-- Deal to cost Campari $414.8 million
-- Campari's third-biggest acquisition
-- Fits broader strategy of growth in emerging markets
(Adds detail throughout.)
By Manuela Mesco
MILAN--Gruppo Campari SpA (CPR.MI) Monday became the latest
European drinks maker to snap up a local producer in Latin America
with the acquisition of Jamaican rum maker Lascelles deMercado
& Co.
The Italian company has acquired 81.4% of Lascelles, whose
brands include Appleton Estate, Wray & Nephew and Coruba, and
plans to buy the rest by the end of the year. It is buying the
Jamaican firm from CL Financial, and the entire deal will cost it
$414.8 million. The acquisition should lead to a profit from next
year, Chief Executive Bob Kunze-Concewitz told a news
conference.
The price is at a historic multiple of 15 of the company's
Ebitda of the 12 months up to June 2012.
Mr. Kunze-Concewitz said the move will make the Americas
contribute 40.4% of the global company's revenue.
Lascelles marks Campari's third-biggest acquisition, after Wild
Turkey and Skyy Spirits--bought in 2009 and 2001, respectively--and
its first rum brand. This is the latest step in Campari's strong
acquisition policy, which led to a number of deals in the past
years.
In 2011 alone, the company bought Brazilian Sagatiba, which
produces the local drink cachaca, and Russian distributor Vasco
International. Kunze-Concewitz said that although there is still
financial capacity for more acquisitions, the company will more
likely spend the next few months to "digest" the latest
operation.
Global beverage companies are competing more fiercely than ever
for a leading position in Latin America, a crucial growth region
for the industry. The strategy is partly a reaction to the torrid
conditions they are facing in Western Europe, as recessions and
subsequent government austerity measures force drinkers to spend
less.
The U.K.'s Diageo PLC (DGE.LN), owner of Guinness stout and
Johnnie Walker whisky, last month said it remains in close talks
with Mexico's Beckmann family over a reported $3 billion deal for
tequila giant Jose Cuervo. And in May, the company bought Ypioca,
one of Brazil's biggest producers of cachaca, the country's
best-selling spirit, for 300 million pounds ($476.5 million).

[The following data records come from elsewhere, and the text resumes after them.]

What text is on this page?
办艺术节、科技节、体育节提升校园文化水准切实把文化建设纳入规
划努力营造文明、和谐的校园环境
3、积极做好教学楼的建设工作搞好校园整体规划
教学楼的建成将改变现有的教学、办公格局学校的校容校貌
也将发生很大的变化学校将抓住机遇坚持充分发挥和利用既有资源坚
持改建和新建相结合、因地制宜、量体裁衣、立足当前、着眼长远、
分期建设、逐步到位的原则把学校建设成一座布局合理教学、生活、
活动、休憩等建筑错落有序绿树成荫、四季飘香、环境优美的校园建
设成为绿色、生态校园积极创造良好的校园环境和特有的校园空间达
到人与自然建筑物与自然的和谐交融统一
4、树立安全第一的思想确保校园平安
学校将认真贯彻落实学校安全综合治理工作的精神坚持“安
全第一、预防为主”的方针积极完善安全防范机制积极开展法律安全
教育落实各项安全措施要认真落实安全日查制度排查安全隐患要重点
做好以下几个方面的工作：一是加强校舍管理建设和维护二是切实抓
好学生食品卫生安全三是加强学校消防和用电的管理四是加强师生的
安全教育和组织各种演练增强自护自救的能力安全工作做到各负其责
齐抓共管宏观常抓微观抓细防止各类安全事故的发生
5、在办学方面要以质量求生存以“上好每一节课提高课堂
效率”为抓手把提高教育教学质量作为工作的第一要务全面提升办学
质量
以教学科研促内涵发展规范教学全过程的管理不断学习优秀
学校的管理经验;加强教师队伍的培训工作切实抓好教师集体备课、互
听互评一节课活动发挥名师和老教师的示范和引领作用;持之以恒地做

Diageo expects developing economies to contribute half of its
global revenue by 2015, up from almost 40%.
Brewers are also being drawn to the region. Anheuser-Busch InBev
NV (BUD) has so far this year acquired the 50% stake in Mexico's
Grupo Modelo SAB de CV (GMODELO.MX) that it didn't already own for
$20.1 billion, as well as gaining control of Dominican brewer
Cerveceria Nacional Dominicana SA for over $1 billion.
"It's important to have local brands in emerging markets, as
these are brands that already have their own distribution lines,
which companies can use to expand the market for their own brands.
As for Campari's acquisition, this is significant as it marks the
company's access to the rum market. Campari continues to expand its
portfolio without overburden its financials," said Giulio Lombardi,
senior analyst at Fitch Ratings.
Mr. Kunze-Concewitz said spirits will account for more than 80%
of Campari's annual revenue following the deal.
At 1433 GMT, Campari shares were up 7.5% at EUR5.88.